Homeownership challenges: 50-year mortgages, retirement account raids considered

Homeownership challenges: 50-year mortgages, retirement account raids considered
New research shows the risks aspiring buyers are willing to take get a foot in the door, but Black and Hispanic Americans are still likely to struggle to own.
MAY 15, 2026

A wave of new research paints a complicated portrait of American homeownership in 2026: fierce aspiration meeting structural roadblocks, with younger buyers willing to take financial risks that would have seemed extreme a generation ago.

Three separate surveys, released within days of each other, reveal that the desire to own a home remains deeply embedded across demographic lines — but the methods people are considering to get there are raising serious financial red flags.

A TD Bank survey of more than 1,000 Americans planning to purchase their first home this year found that affordability pressures have pushed buyers toward unconventional solutions.

Nearly three-quarters of all respondents said they would consider using a 50-year mortgage if one were available, while 78% of younger millennials and 74% of Gen Z said they would likely draw on their 401(k) to help fund a purchase if the rules allowed it. Meanwhile, almost one third of first-time buyers said they had already reduced or stopped making retirement contributions while saving for a down payment.

Traditional guidance holds that housing costs should consume no more than 28% of monthly gross income, but more than half of TD's survey respondents said they expect to spend between 26% and 35% of their income on mortgage payments, up from 48% who said the same thing in 2025.

Despite that financial stretch, 81% of respondents said they feel optimistic about the housing market this year, and the same share believe ownership remains a worthwhile long-term investment.

Two thirds said they are expecting or planning to receive financial support from family to make a purchase happen, rising to 76% among younger millennials. Nearly six in 10 respondents said they plan to stay in any home they buy for more than a decade, up from 51% in 2025.

Black and Hispanic Americans

The aspiration to own runs even deeper among younger Black and Hispanic Americans, but so do the barriers, according to a separate report from the Julian Bond Institute for Financial Equity Research which surveyed more than 5,000 Americans across racial and generational groups and found that minority buyers are not lacking in motivation, but in access.

Almost nine in ten Americans across all demographic groups said homeownership was a financial goal when they first became financially independent, but only 23% of Black millennials who aspired to ownership have achieved it, compared with 51% of white millennials.

Meanwhile, 46% of Black millennials expressed optimism about their household's financial future (a higher rate than the 31% of white millennials) despite having fewer financial resources and significantly less family financial support.

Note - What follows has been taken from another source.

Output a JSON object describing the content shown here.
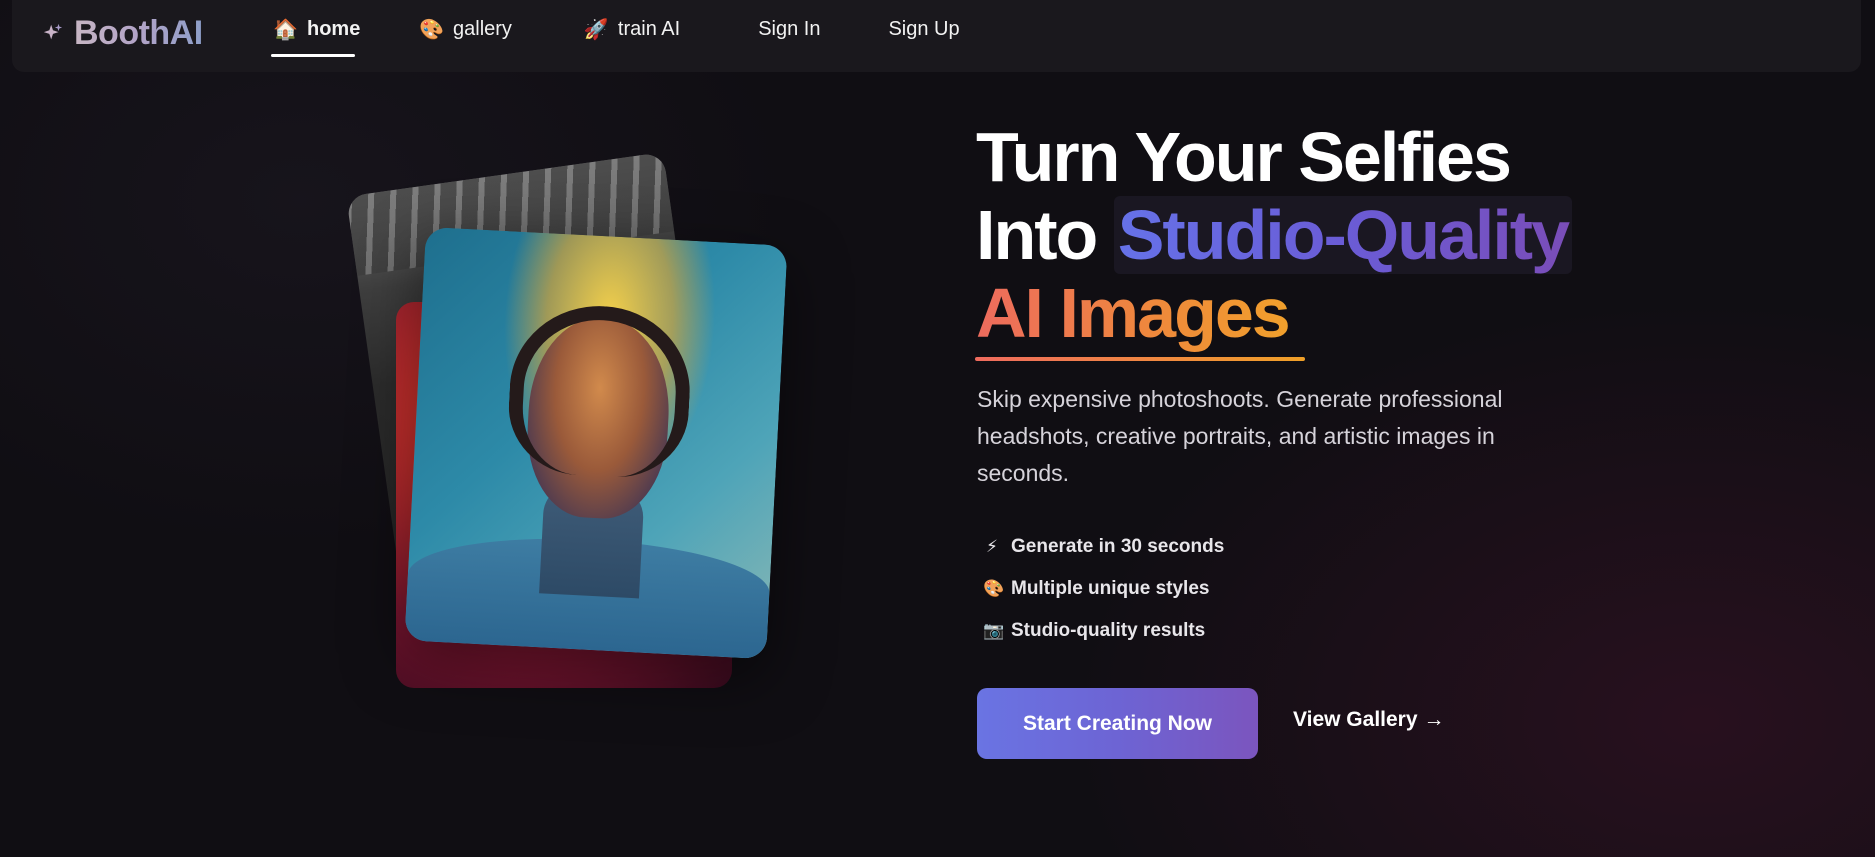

"Young Black and Hispanic Americans are more likely to have grown up in households where alternative financial services were part of their parents' financial lives, and their white and Asian peers are more likely to have parents who owned their homes and set up savings accounts for them when they were young," said Candice Wang, a senior researcher at the Center for Responsible Lending and co-author of the report. "The wealth gap begins in childhood, and financial institutions must quickly develop effective solutions to avoid replicating the racial wealth gap in the generations that soon will become the backbone of America's economy."

Ownership anxiety

And once people do achieve ownership? The anxiety doesn't necessarily go away.

A Hippo Insurance survey of more than 1,000 existing homeowners found that a quarter say the stress of homeownership is having a negative or severely negative effect on their quality of life, with younger owners bearing a disproportionate share of that burden.

More than three-quarters of Gen Z and millennial homeowners said homeownership anxiety had a moderate to extreme impact on their wellbeing, compared with 51% of Gen X and baby boomers.

Nearly seven in 10 homeowners said they currently have unfinished maintenance or repair tasks they are deferring, and among those, almost half estimate their repair backlog would cost $5,000 or more to clear.

However, even with the stress, the deferred maintenance, and the financial strain, 97% of homeowners said owning their home is still worth it, with respondents most frequently citing stability for their families, personal pride, wealth-building, and the freedom to make a space their own.